On Tue, 09 May 2006 16:49:33 -0500 Les Mikesell lesmikesell@gmail.com wrote:
On Tue, 2006-05-09 at 16:32, Wouter Van Hemel wrote:
In real life on general purpose servers, the gains have been quite marginal, though. Filesystem change isn't a miracle cure for performance problems, obviously; if that's the problem, more disks to spread the transactions over make a much bigger difference I/O wise.
If you put a huge number of files in the same directory, the filesystem type can make a big difference in access time. Remember that before you can create a new file you must scan the current list first to see if that name already exists and the whole operation has to happen atomically with the directory locked. Filesystems that index the directories can help compared to a linear scan although there are some tradeoffs. Also some never shrink a directory when files are removed so you continue to scan all the empty slots.
IIRC all typical filesystems for Linux (ext3, xfs, jfs, reiserfs) use directory indexing, usually by means of a b-tree.

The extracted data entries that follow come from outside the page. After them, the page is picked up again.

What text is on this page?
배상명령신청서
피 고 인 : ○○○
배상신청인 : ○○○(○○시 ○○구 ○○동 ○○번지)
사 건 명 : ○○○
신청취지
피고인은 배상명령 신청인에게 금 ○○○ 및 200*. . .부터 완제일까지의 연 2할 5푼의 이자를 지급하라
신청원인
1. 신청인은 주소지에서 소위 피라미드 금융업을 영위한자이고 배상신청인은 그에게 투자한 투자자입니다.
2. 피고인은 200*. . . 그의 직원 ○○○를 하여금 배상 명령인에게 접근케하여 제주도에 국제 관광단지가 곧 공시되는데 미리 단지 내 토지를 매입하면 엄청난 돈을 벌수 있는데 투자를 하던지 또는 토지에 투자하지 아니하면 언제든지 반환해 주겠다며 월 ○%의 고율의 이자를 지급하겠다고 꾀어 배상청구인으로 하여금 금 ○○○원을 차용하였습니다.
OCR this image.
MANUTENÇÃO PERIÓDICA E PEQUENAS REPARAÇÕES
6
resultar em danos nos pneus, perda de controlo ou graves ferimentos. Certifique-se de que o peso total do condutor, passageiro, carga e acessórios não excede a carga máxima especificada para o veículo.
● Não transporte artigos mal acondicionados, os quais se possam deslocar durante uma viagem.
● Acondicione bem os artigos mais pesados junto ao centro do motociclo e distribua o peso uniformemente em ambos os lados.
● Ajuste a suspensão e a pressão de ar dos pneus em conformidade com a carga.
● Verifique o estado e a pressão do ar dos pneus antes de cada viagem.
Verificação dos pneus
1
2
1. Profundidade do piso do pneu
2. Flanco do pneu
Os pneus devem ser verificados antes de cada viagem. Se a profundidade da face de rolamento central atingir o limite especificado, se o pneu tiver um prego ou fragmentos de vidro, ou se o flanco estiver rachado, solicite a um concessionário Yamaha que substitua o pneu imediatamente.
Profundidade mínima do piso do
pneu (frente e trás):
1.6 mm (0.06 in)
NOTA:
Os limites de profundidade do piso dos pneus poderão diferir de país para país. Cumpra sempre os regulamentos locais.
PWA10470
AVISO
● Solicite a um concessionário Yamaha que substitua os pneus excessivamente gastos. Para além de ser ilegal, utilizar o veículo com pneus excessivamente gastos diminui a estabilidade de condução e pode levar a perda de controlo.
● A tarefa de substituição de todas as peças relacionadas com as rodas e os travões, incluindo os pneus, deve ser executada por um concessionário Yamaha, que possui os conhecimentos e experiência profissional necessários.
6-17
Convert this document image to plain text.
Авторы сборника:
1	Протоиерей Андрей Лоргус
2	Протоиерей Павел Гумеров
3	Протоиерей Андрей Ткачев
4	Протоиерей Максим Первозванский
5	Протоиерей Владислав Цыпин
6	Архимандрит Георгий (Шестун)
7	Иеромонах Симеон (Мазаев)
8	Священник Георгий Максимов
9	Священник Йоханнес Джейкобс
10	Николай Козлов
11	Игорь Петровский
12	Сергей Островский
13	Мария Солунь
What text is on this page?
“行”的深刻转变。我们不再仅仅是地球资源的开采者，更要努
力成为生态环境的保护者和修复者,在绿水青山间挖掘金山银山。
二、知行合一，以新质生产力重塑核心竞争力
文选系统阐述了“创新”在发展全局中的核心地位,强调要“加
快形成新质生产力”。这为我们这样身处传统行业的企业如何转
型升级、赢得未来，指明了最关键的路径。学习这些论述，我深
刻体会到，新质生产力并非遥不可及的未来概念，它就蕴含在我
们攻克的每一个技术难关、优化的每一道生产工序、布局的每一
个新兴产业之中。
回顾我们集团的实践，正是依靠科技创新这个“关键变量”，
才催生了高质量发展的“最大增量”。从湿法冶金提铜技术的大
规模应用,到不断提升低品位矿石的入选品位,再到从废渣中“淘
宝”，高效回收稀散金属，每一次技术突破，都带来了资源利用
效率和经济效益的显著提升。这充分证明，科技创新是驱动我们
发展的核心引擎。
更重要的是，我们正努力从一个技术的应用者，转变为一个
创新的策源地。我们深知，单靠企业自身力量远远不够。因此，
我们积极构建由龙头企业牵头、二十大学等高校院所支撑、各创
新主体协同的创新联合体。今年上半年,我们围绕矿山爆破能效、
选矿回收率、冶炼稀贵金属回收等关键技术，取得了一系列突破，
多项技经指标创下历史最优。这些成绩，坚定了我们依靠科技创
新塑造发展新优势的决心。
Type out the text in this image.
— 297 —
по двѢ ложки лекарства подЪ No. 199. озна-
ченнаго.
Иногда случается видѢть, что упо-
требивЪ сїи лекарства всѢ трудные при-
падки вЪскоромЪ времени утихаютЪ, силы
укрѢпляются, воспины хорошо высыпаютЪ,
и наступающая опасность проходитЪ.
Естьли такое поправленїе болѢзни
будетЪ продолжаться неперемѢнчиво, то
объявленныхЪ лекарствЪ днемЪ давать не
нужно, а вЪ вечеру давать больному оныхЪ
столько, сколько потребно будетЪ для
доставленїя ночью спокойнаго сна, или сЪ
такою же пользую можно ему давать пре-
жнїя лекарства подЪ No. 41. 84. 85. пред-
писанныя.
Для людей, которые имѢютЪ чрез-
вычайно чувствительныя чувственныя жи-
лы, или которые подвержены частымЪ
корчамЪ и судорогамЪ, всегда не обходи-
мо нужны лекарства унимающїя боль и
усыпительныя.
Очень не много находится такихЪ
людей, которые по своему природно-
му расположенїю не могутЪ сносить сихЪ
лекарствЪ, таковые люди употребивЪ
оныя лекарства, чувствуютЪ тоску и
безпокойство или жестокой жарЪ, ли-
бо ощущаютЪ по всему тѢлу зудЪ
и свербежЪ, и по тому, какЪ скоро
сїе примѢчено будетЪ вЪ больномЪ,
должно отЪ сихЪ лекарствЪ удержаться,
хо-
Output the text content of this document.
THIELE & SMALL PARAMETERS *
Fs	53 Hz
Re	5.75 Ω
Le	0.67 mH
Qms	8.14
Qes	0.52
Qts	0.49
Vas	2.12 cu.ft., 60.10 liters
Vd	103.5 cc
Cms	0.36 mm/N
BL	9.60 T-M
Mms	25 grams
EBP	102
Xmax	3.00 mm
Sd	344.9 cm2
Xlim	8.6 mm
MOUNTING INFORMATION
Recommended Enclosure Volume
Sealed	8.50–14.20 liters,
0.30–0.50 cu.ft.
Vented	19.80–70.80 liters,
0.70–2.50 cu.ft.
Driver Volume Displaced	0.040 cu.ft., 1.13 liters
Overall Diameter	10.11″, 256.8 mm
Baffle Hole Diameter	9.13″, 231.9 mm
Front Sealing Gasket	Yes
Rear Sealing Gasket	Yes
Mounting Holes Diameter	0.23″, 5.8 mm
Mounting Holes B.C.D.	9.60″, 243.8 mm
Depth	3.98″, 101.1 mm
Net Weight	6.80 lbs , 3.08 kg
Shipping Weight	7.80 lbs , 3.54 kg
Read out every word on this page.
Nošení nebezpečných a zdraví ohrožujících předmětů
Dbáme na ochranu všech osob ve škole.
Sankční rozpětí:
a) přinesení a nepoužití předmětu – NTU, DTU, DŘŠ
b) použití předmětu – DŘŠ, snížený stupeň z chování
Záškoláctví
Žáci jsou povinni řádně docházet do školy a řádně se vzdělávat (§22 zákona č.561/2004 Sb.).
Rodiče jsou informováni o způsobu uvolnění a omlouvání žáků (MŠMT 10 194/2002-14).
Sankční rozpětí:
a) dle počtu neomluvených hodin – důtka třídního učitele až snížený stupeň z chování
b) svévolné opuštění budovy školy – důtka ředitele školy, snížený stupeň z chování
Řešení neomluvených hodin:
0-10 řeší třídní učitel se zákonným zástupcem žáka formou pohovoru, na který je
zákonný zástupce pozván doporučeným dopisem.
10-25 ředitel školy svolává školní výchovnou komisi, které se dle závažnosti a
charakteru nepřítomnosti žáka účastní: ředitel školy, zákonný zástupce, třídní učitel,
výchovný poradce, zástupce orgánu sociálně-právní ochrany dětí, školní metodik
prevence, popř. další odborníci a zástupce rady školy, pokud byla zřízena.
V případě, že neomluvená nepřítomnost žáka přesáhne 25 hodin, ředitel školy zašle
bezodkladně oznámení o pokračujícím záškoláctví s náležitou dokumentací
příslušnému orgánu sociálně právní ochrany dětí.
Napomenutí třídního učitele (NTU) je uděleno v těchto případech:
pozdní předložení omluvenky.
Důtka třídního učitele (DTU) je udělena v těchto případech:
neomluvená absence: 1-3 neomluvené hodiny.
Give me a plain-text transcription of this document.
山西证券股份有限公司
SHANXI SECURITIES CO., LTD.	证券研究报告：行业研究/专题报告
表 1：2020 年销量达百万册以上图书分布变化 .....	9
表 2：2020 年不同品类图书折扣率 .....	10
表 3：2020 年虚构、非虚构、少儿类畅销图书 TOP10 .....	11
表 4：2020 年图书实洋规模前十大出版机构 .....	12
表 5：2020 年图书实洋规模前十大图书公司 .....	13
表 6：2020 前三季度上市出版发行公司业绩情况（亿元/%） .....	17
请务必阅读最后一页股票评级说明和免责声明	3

It's important to note that these filesystems each have their own strengths, and performance will depend on many factors such as the size and number of files, parallellism, number and type of disks, fragmentation, i/o load, possibly even cpu load. Are we talking about a relaying mailserver or end-user storage? Do the users move or delete a lot of files? Do they rather use imap, or pop3? What other activities run on the machine? How do you see the reliability/performance trade-off?
In real life, things aren't as clean-cut as in most of those generic benchmarks, and people tend to attach too much importance to them and then usually get into silly flamewars. :)
Long ago I used a benchmark program called 'postmark' to test the speed of file creation/deletion operations that are typical in maildir environments. I haven't been able to find it recently although the last time I mentioned it someone said it was in the debian repositories and available via apt-get.
I seem to remember to have used it once too, also in a very vague past.
Now, I'm not sure how valid the results would be if, for instance, there's a webserver serving dynamic webmail pages in the same time...
In the past, I've spent (wasted) quite some time benchmarking things like FreeBSD vs Linux, Perl vs PHP, template systems, etc. Now I believe that people should just pick what they feel comfortable with, because the differences are often not that large and it's rarely worth their time and money.
(Though, that's often not what people want to hear. :) )